The Federal Ministry of Education and Research (BMBF) award will support Helmholtz Zentrum München, Malone Center researchers as they investigate the mechanisms and complications of COVID-19 diseases.
In the COMBAT C19IR study, a team of scientists and clinicians from the fields of lung research, proteome analysis, virology as well as medical and bioinformatics is investigating the mechanisms and complications of COVID-19 diseases.
The team includes Narges Ahmidi, adjunct assistant research scientist in the Malone Center and leader of the ‘AI for Patient Diagnosis and Treatment’ laboratory in the Institute of Computational Biology at Helmholtz Zentrum München (pictured above).
The aim of the study: to predict the course of the disease and provide medical professionals with decision support. The researchers want to understand the individual courses of COVID-19 and characterize them using clinical parameters and blood-based biomarkers. This should enable targeted therapy and follow-up care for the patient.

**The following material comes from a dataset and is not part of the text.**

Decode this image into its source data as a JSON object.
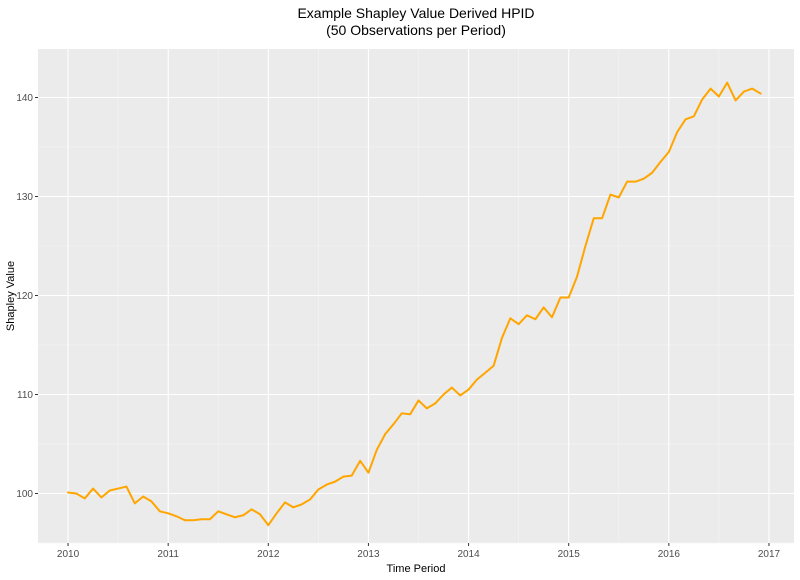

Using artificial intelligence models, the researchers want to identify factors that determine the course and severity of a SARS-CoV-2 infection. To do this, they combine a unique data set made up of the following individual parts:
- Clinical course of the patients
- Co-infecting viruses and microbes that affect the severity
- Biological reaction of the patient measured by his blood plasma proteome
It also investigates which biological conditions make a patient a risk patient and which role existing lung diseases play. The patients receive long-term support after their discharge and their health is checked. The results are then to be compared with the course of recovery of other similarly symptomatic diseases such as influenza or pneumonia.
Ahmidi and Benjamin Schubert are responsible for the development of AI-based methods for predicting the recovery rate. Li Deng and Stephanie Hauck lead the analysis of the virome and microbiome data as well as the blood plasma proteome data. Anne Hilgendorff and Jürgen Behr, group leaders at the German Center for Lung Research (DZL) Munich (CPC-M), will head the clinical work.
Scientists from the Helmholtz Zentrum München, the Ludwig Maximilians University, the German Center for Lung Research, the Asklepios Specialist Clinic Munich-Gauting, the Technical University of Munich, and the Johns Hopkins University are involved in the study.